The WBC’s loose rules about player eligibility to join national teams make the Classic an interesting case study in global citizenship. Through the first week of play, the story of the tournament was the success of the competition’s biggest underdog, Israel. Entering the tournament ranked just 41st in the world, the Israeli National Baseball Team knocked off the 2013 champions, South Korea, and the fourth place finishers in 2013, The Netherlands. Through that first week, American players had many contributions to the tournament. Many of those U.S. players, however, played for the Israeli team. Many had never even visited Israel, the country that they were representing on an international stage. The Classic requires only that participants be eligible to become citizens of the country that they represent in the competition. Under Israel’s Law of Return, there is quite the broad definition of who is eligible to play for team Israel in the WBC.
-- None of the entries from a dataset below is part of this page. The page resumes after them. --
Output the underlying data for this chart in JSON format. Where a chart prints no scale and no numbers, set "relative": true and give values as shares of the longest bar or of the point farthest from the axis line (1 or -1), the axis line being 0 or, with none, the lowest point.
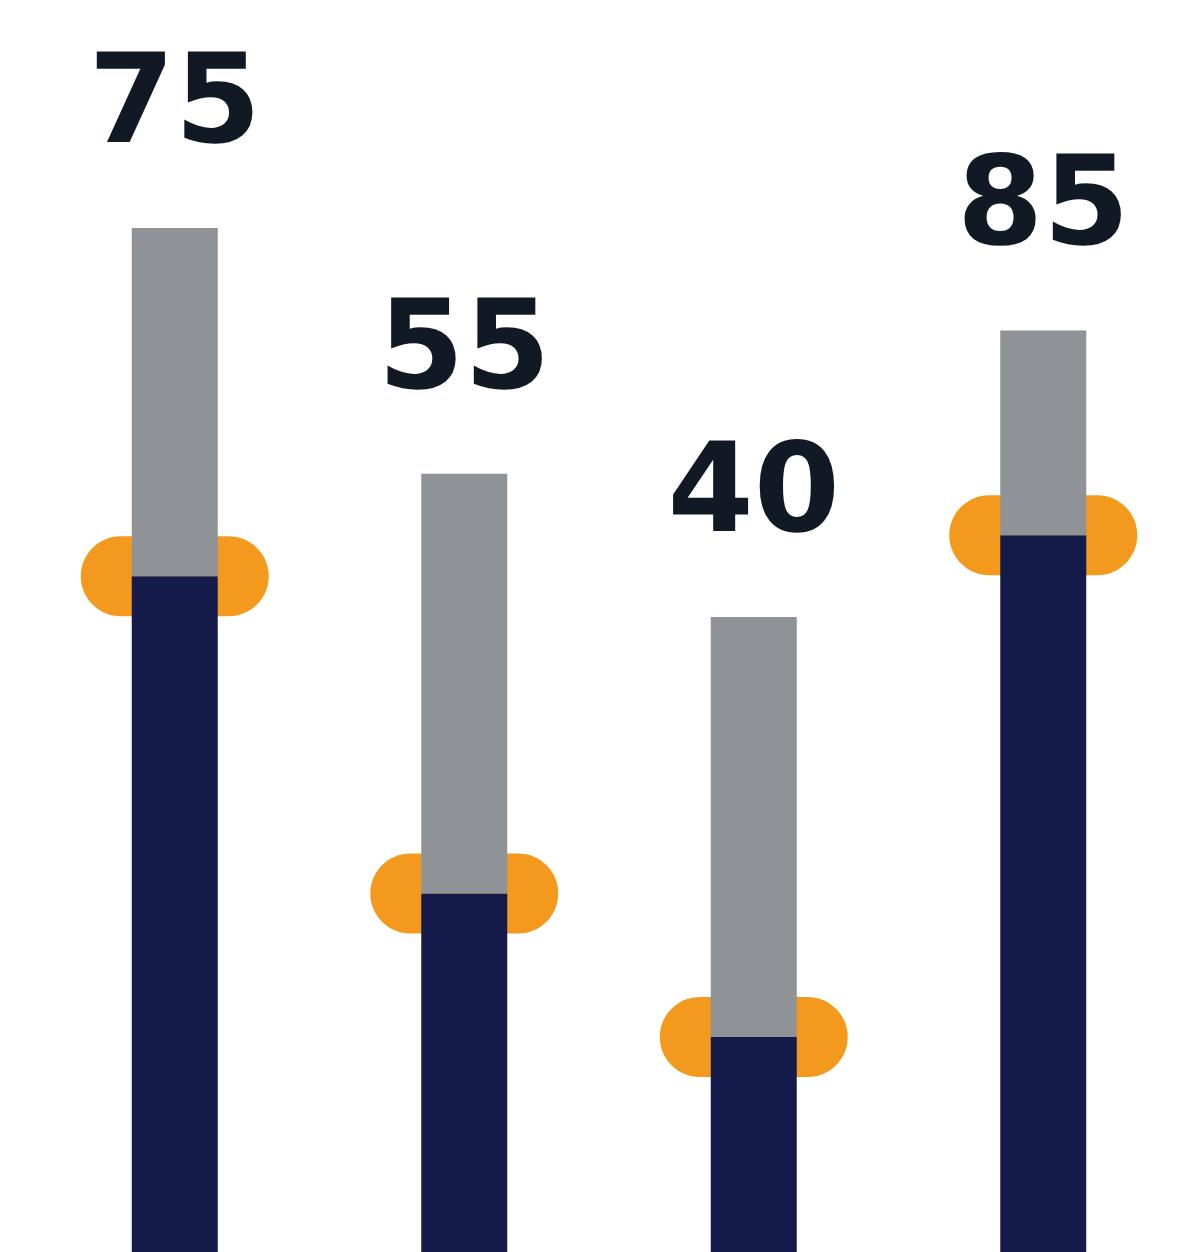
{
  "chart_data": {
    "type": "bar",
    "relative": true,
    "stacked": true,
    "categories": [
      null,
      null,
      null,
      null
    ],
    "series": [
      {
        "color": "#141a4a",
        "values": [
          0.66,
          0.35,
          0.21,
          0.7
        ]
      },
      {
        "color": "#8f9296",
        "values": [
          0.34,
          0.41,
          0.41,
          0.2
        ]
      }
    ],
    "annotations": [
      "75",
      "55",
      "40",
      "85"
    ]
  }
}
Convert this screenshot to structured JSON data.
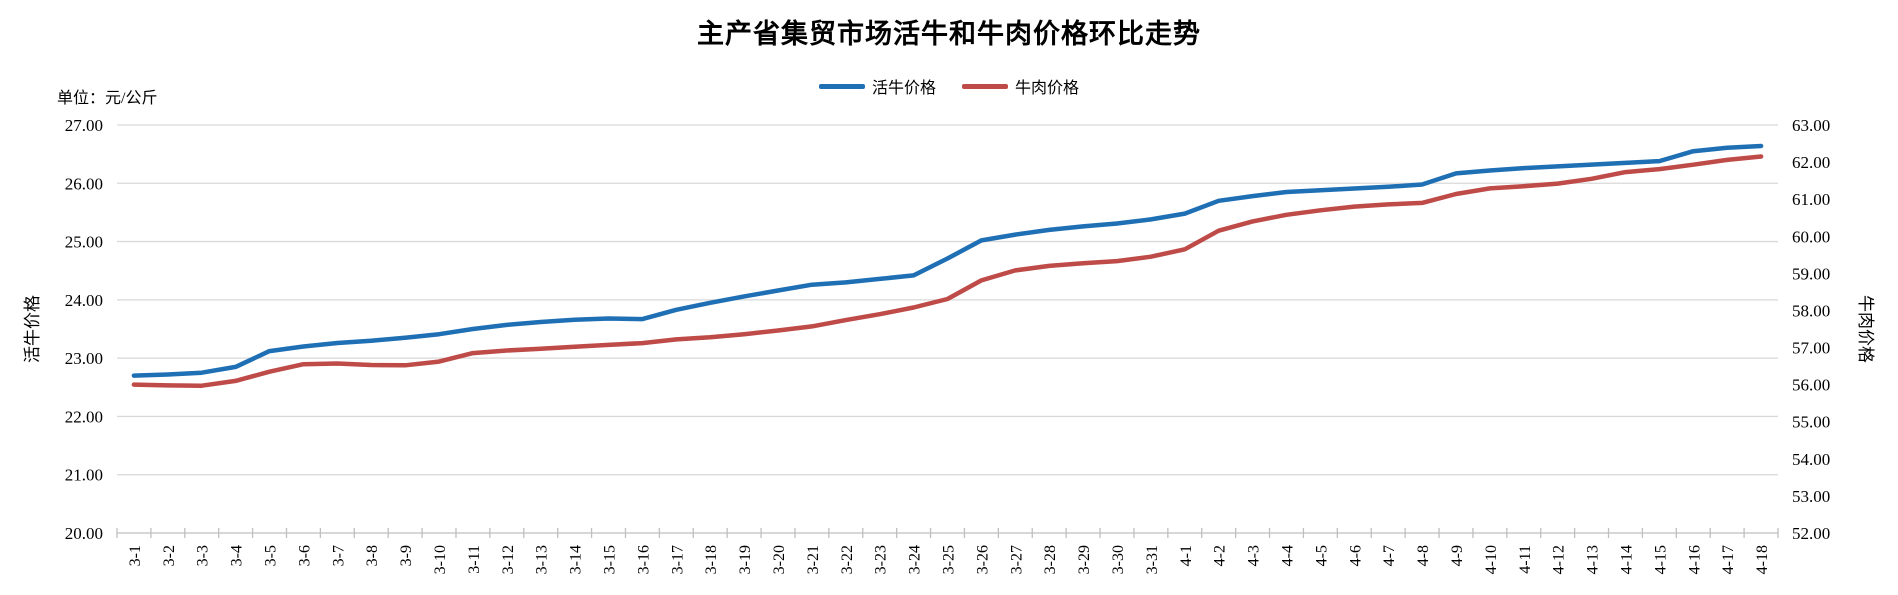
{
  "chart_data": {
    "type": "line",
    "title": "主产省集贸市场活牛和牛肉价格环比走势",
    "unit_label": "单位：元/公斤",
    "legend_position": "top",
    "grid": true,
    "categories": [
      "3-1",
      "3-2",
      "3-3",
      "3-4",
      "3-5",
      "3-6",
      "3-7",
      "3-8",
      "3-9",
      "3-10",
      "3-11",
      "3-12",
      "3-13",
      "3-14",
      "3-15",
      "3-16",
      "3-17",
      "3-18",
      "3-19",
      "3-20",
      "3-21",
      "3-22",
      "3-23",
      "3-24",
      "3-25",
      "3-26",
      "3-27",
      "3-28",
      "3-29",
      "3-30",
      "3-31",
      "4-1",
      "4-2",
      "4-3",
      "4-4",
      "4-5",
      "4-6",
      "4-7",
      "4-8",
      "4-9",
      "4-10",
      "4-11",
      "4-12",
      "4-13",
      "4-14",
      "4-15",
      "4-16",
      "4-17",
      "4-18"
    ],
    "series": [
      {
        "name": "活牛价格",
        "axis": "left",
        "color": "#1F6FB5",
        "values": [
          22.7,
          22.72,
          22.75,
          22.85,
          23.12,
          23.2,
          23.26,
          23.3,
          23.35,
          23.41,
          23.5,
          23.57,
          23.62,
          23.66,
          23.68,
          23.67,
          23.83,
          23.95,
          24.06,
          24.16,
          24.26,
          24.3,
          24.36,
          24.42,
          24.71,
          25.02,
          25.12,
          25.2,
          25.26,
          25.31,
          25.38,
          25.48,
          25.7,
          25.78,
          25.85,
          25.88,
          25.91,
          25.94,
          25.98,
          26.17,
          26.22,
          26.26,
          26.29,
          26.32,
          26.35,
          26.38,
          26.55,
          26.61,
          26.64
        ]
      },
      {
        "name": "牛肉价格",
        "axis": "right",
        "color": "#BE4B48",
        "values": [
          56.0,
          55.98,
          55.97,
          56.1,
          56.35,
          56.55,
          56.57,
          56.53,
          56.52,
          56.62,
          56.85,
          56.92,
          56.97,
          57.02,
          57.07,
          57.12,
          57.22,
          57.28,
          57.36,
          57.46,
          57.57,
          57.74,
          57.9,
          58.08,
          58.31,
          58.81,
          59.08,
          59.2,
          59.27,
          59.33,
          59.45,
          59.65,
          60.15,
          60.4,
          60.58,
          60.7,
          60.8,
          60.86,
          60.9,
          61.14,
          61.29,
          61.35,
          61.42,
          61.55,
          61.73,
          61.81,
          61.93,
          62.06,
          62.15
        ]
      }
    ],
    "left_axis": {
      "title": "活牛价格",
      "min": 20,
      "max": 27,
      "step": 1,
      "tick_format": "2dp"
    },
    "right_axis": {
      "title": "牛肉价格",
      "min": 52,
      "max": 63,
      "step": 1,
      "tick_format": "2dp"
    },
    "colors": {
      "gridline": "#D9D9D9",
      "axis": "#BFBFBF",
      "text": "#000000",
      "background": "#FFFFFF"
    }
  }
}
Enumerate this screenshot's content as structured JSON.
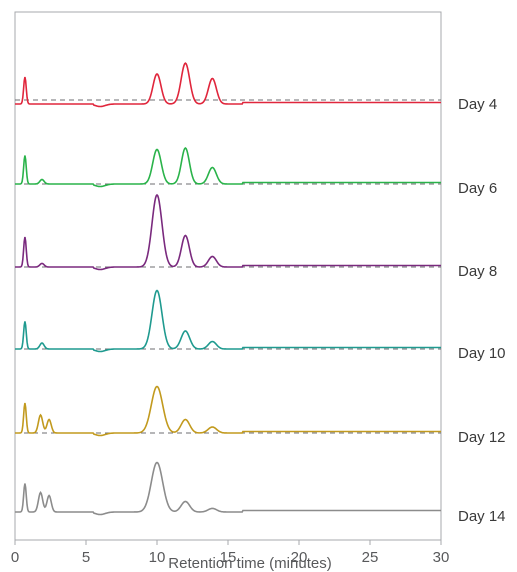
{
  "chart_data": {
    "type": "line",
    "title": "",
    "xlabel": "Retention time (minutes)",
    "ylabel": "",
    "xlim": [
      0,
      30
    ],
    "xticks": [
      0,
      5,
      10,
      15,
      20,
      25,
      30
    ],
    "grid": false,
    "legend": "none",
    "offset_traces": true,
    "series": [
      {
        "name": "Day 4",
        "color": "#e0263c",
        "peaks": [
          [
            0.7,
            0.9,
            0.09
          ],
          [
            10.0,
            1.0,
            0.28
          ],
          [
            12.0,
            1.36,
            0.3
          ],
          [
            13.9,
            0.85,
            0.28
          ]
        ],
        "baseline_dashed": true
      },
      {
        "name": "Day 6",
        "color": "#2ab34a",
        "peaks": [
          [
            0.7,
            0.95,
            0.09
          ],
          [
            1.9,
            0.15,
            0.15
          ],
          [
            10.0,
            1.15,
            0.3
          ],
          [
            12.0,
            1.2,
            0.28
          ],
          [
            13.9,
            0.55,
            0.28
          ]
        ],
        "baseline_dashed": true
      },
      {
        "name": "Day 8",
        "color": "#7a2a7e",
        "peaks": [
          [
            0.7,
            1.0,
            0.09
          ],
          [
            1.9,
            0.12,
            0.15
          ],
          [
            10.0,
            2.4,
            0.35
          ],
          [
            12.0,
            1.05,
            0.28
          ],
          [
            13.9,
            0.35,
            0.28
          ]
        ],
        "baseline_dashed": true
      },
      {
        "name": "Day 10",
        "color": "#1f9a8f",
        "peaks": [
          [
            0.7,
            0.92,
            0.09
          ],
          [
            1.9,
            0.2,
            0.15
          ],
          [
            10.0,
            1.95,
            0.35
          ],
          [
            12.0,
            0.6,
            0.3
          ],
          [
            13.9,
            0.25,
            0.28
          ]
        ],
        "baseline_dashed": true
      },
      {
        "name": "Day 12",
        "color": "#c29a1e",
        "peaks": [
          [
            0.7,
            1.0,
            0.09
          ],
          [
            1.8,
            0.6,
            0.15
          ],
          [
            2.4,
            0.45,
            0.15
          ],
          [
            10.0,
            1.55,
            0.4
          ],
          [
            12.0,
            0.45,
            0.3
          ],
          [
            13.9,
            0.2,
            0.3
          ]
        ],
        "baseline_dashed": true
      },
      {
        "name": "Day 14",
        "color": "#8c8c8c",
        "peaks": [
          [
            0.7,
            0.95,
            0.09
          ],
          [
            1.8,
            0.65,
            0.15
          ],
          [
            2.4,
            0.55,
            0.15
          ],
          [
            10.0,
            1.65,
            0.4
          ],
          [
            12.0,
            0.35,
            0.3
          ],
          [
            13.9,
            0.12,
            0.3
          ]
        ],
        "baseline_dashed": false
      }
    ]
  }
}
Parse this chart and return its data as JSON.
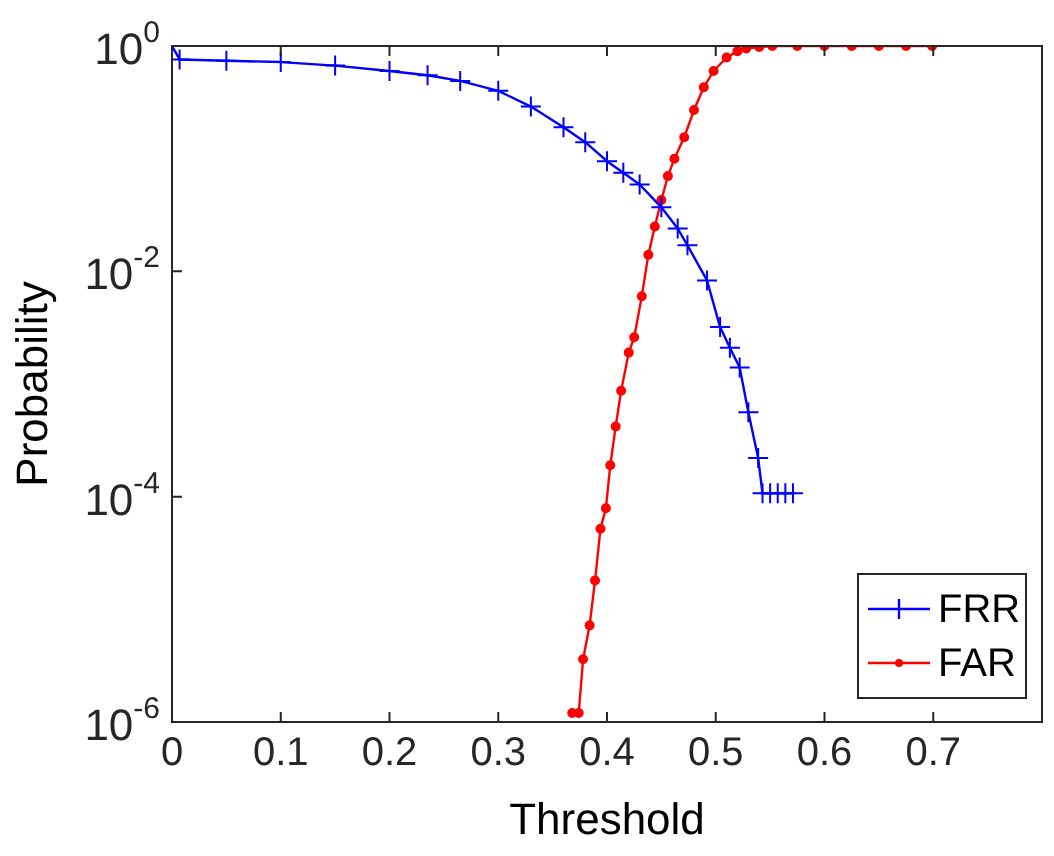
{
  "chart_data": {
    "type": "line",
    "xlabel": "Threshold",
    "ylabel": "Probability",
    "log": "y",
    "legend": "bottom right",
    "grid": false,
    "xlim": [
      0,
      0.8
    ],
    "xticks": [
      0,
      0.1,
      0.2,
      0.3,
      0.4,
      0.5,
      0.6,
      0.7
    ],
    "ylim": [
      1e-06,
      1
    ],
    "yticks": [
      {
        "value": 1e-06,
        "label": "10$^{-6}$"
      },
      {
        "value": 0.0001,
        "label": "10$^{-4}$"
      },
      {
        "value": 0.01,
        "label": "10$^{-2}$"
      },
      {
        "value": 1,
        "label": "10$^{0}$"
      }
    ],
    "series": [
      {
        "name": "FRR",
        "color": "#0000ff",
        "marker": "cross",
        "x": [
          0,
          0.007,
          0.05,
          0.1,
          0.15,
          0.2,
          0.235,
          0.265,
          0.3,
          0.33,
          0.36,
          0.38,
          0.4,
          0.415,
          0.43,
          0.45,
          0.465,
          0.474,
          0.492,
          0.504,
          0.513,
          0.522,
          0.53,
          0.539,
          0.543,
          0.55,
          0.557,
          0.564,
          0.571
        ],
        "values": [
          1,
          0.76,
          0.74,
          0.72,
          0.67,
          0.6,
          0.55,
          0.49,
          0.4,
          0.29,
          0.19,
          0.14,
          0.095,
          0.075,
          0.059,
          0.037,
          0.024,
          0.017,
          0.0083,
          0.0032,
          0.0021,
          0.0014,
          0.00056,
          0.00022,
          0.000107,
          0.000107,
          0.000107,
          0.000107,
          0.000107
        ]
      },
      {
        "name": "FAR",
        "color": "#ff0000",
        "marker": "circle",
        "x": [
          0.368,
          0.374,
          0.378,
          0.384,
          0.389,
          0.394,
          0.399,
          0.403,
          0.408,
          0.413,
          0.42,
          0.425,
          0.432,
          0.438,
          0.444,
          0.45,
          0.456,
          0.462,
          0.471,
          0.48,
          0.489,
          0.498,
          0.51,
          0.52,
          0.528,
          0.54,
          0.552,
          0.575,
          0.6,
          0.625,
          0.65,
          0.675,
          0.699
        ],
        "values": [
          1.2e-06,
          1.2e-06,
          3.6e-06,
          7.2e-06,
          1.8e-05,
          5.2e-05,
          7.9e-05,
          0.00019,
          0.00042,
          0.00087,
          0.0019,
          0.0026,
          0.006,
          0.014,
          0.025,
          0.043,
          0.07,
          0.1,
          0.155,
          0.27,
          0.43,
          0.6,
          0.79,
          0.9,
          0.95,
          0.98,
          1,
          1,
          1,
          1,
          1,
          1,
          1
        ]
      }
    ]
  }
}
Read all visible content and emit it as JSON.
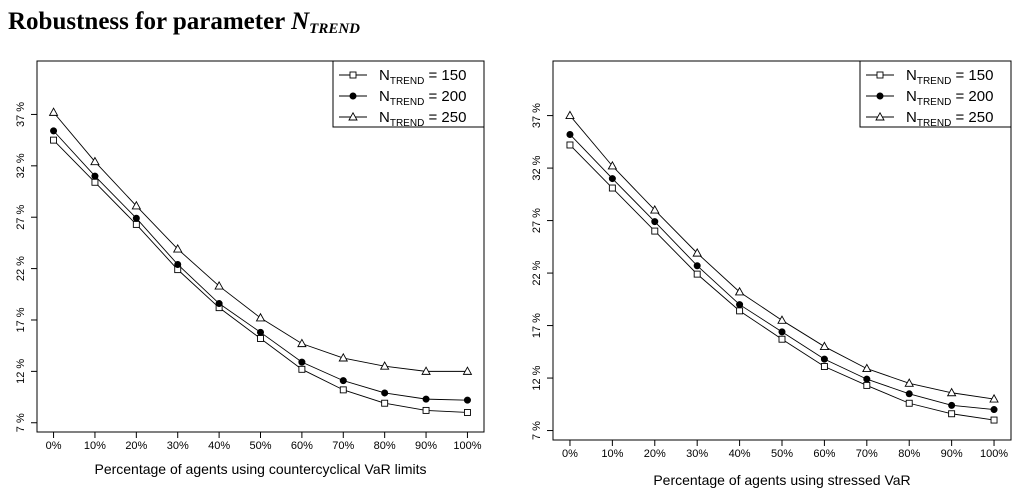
{
  "title": {
    "prefix": "Robustness for parameter ",
    "symbol": "N",
    "subscript": "TREND"
  },
  "colors": {
    "line": "#000000",
    "open_marker_fill": "#ffffff",
    "filled_marker": "#000000"
  },
  "chart_data": [
    {
      "type": "line",
      "xlabel": "Percentage of agents using countercyclical VaR limits",
      "ylabel": "",
      "categories": [
        "0%",
        "10%",
        "20%",
        "30%",
        "40%",
        "50%",
        "60%",
        "70%",
        "80%",
        "90%",
        "100%"
      ],
      "x": [
        0,
        10,
        20,
        30,
        40,
        50,
        60,
        70,
        80,
        90,
        100
      ],
      "xlim": [
        -4,
        104
      ],
      "yticks": [
        7,
        12,
        17,
        22,
        27,
        32,
        37
      ],
      "ytick_labels": [
        "7 %",
        "12 %",
        "17 %",
        "22 %",
        "27 %",
        "32 %",
        "37 %"
      ],
      "ylim": [
        6.1,
        42.2
      ],
      "grid": false,
      "legend_position": "top-right",
      "series": [
        {
          "name": "150",
          "label_main": "N",
          "label_sub": "TREND",
          "label_suffix": " = 150",
          "marker": "square",
          "values": [
            34.5,
            30.4,
            26.3,
            21.9,
            18.2,
            15.2,
            12.2,
            10.2,
            8.9,
            8.2,
            8.0
          ]
        },
        {
          "name": "200",
          "label_main": "N",
          "label_sub": "TREND",
          "label_suffix": " = 200",
          "marker": "filled-circle",
          "values": [
            35.4,
            31.0,
            26.9,
            22.4,
            18.6,
            15.8,
            12.9,
            11.1,
            9.9,
            9.3,
            9.2
          ]
        },
        {
          "name": "250",
          "label_main": "N",
          "label_sub": "TREND",
          "label_suffix": " = 250",
          "marker": "triangle",
          "values": [
            37.2,
            32.4,
            28.1,
            23.9,
            20.3,
            17.2,
            14.7,
            13.3,
            12.5,
            12.0,
            12.0
          ]
        }
      ]
    },
    {
      "type": "line",
      "xlabel": "Percentage of agents using stressed VaR",
      "ylabel": "",
      "categories": [
        "0%",
        "10%",
        "20%",
        "30%",
        "40%",
        "50%",
        "60%",
        "70%",
        "80%",
        "90%",
        "100%"
      ],
      "x": [
        0,
        10,
        20,
        30,
        40,
        50,
        60,
        70,
        80,
        90,
        100
      ],
      "xlim": [
        -4,
        104
      ],
      "yticks": [
        7,
        12,
        17,
        22,
        27,
        32,
        37
      ],
      "ytick_labels": [
        "7 %",
        "12 %",
        "17 %",
        "22 %",
        "27 %",
        "32 %",
        "37 %"
      ],
      "ylim": [
        6.1,
        42.2
      ],
      "grid": false,
      "legend_position": "top-right",
      "series": [
        {
          "name": "150",
          "label_main": "N",
          "label_sub": "TREND",
          "label_suffix": " = 150",
          "marker": "square",
          "values": [
            34.2,
            30.1,
            26.0,
            21.9,
            18.4,
            15.7,
            13.1,
            11.3,
            9.6,
            8.6,
            8.0
          ]
        },
        {
          "name": "200",
          "label_main": "N",
          "label_sub": "TREND",
          "label_suffix": " = 200",
          "marker": "filled-circle",
          "values": [
            35.2,
            31.0,
            26.9,
            22.7,
            19.0,
            16.4,
            13.8,
            11.9,
            10.5,
            9.4,
            9.0
          ]
        },
        {
          "name": "250",
          "label_main": "N",
          "label_sub": "TREND",
          "label_suffix": " = 250",
          "marker": "triangle",
          "values": [
            37.0,
            32.2,
            28.0,
            23.9,
            20.2,
            17.5,
            15.0,
            12.9,
            11.5,
            10.6,
            10.0
          ]
        }
      ]
    }
  ]
}
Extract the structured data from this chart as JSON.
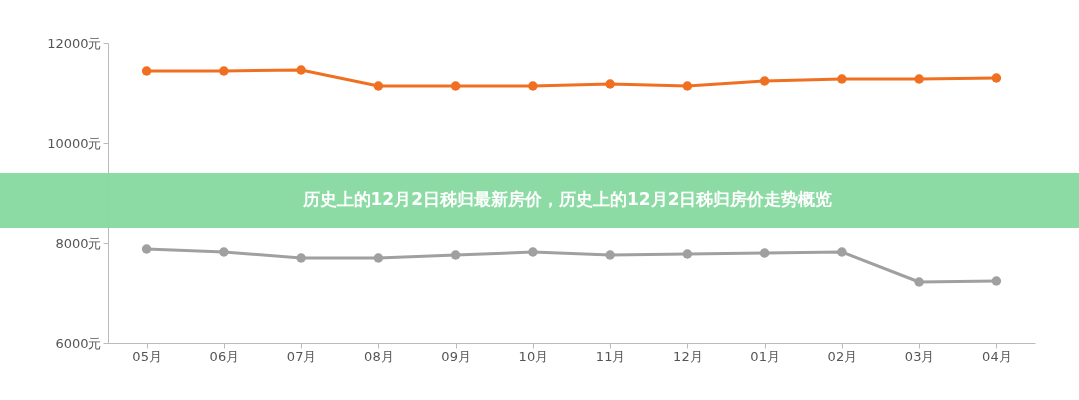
{
  "chart_data": {
    "type": "line",
    "title": "历史上的12月2日秭归最新房价，历史上的12月2日秭归房价走势概览",
    "categories": [
      "05月",
      "06月",
      "07月",
      "08月",
      "09月",
      "10月",
      "11月",
      "12月",
      "01月",
      "02月",
      "03月",
      "04月"
    ],
    "series": [
      {
        "color": "#f07022",
        "values": [
          11440,
          11440,
          11460,
          11140,
          11140,
          11140,
          11180,
          11140,
          11240,
          11280,
          11280,
          11300
        ]
      },
      {
        "color": "#a0a0a0",
        "values": [
          7880,
          7820,
          7700,
          7700,
          7760,
          7820,
          7760,
          7780,
          7800,
          7820,
          7220,
          7240
        ]
      }
    ],
    "ylim": [
      6000,
      12000
    ],
    "yticks": [
      {
        "value": 6000,
        "label": "6000元"
      },
      {
        "value": 8000,
        "label": "8000元"
      },
      {
        "value": 10000,
        "label": "10000元"
      },
      {
        "value": 12000,
        "label": "12000元"
      }
    ],
    "grid": false,
    "legend": false,
    "marker": "circle",
    "line_style": "solid"
  }
}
These rules have by no means only benefited the Israeli team. The national team from Great Britain was filled with Bahamian players whose parents were born on the Islands when they were still a British colony. Johnny Damon, the former Red Sox and Yankees outfielder, also competed one year for team USA in 2006 before playing for Thailand in 2012 – he was eligible to participate for the Thai team because of his mother, who is a Thai citizen.
Stay tuned in the upcoming months for more information about Meridian’s baseball diplomacy exhibition in Japan. The United States and Japan, two countries rich in historical ties and their love for baseball, have a long history of cultural exchange using the sport of baseball as its tool for bridging cultural gaps.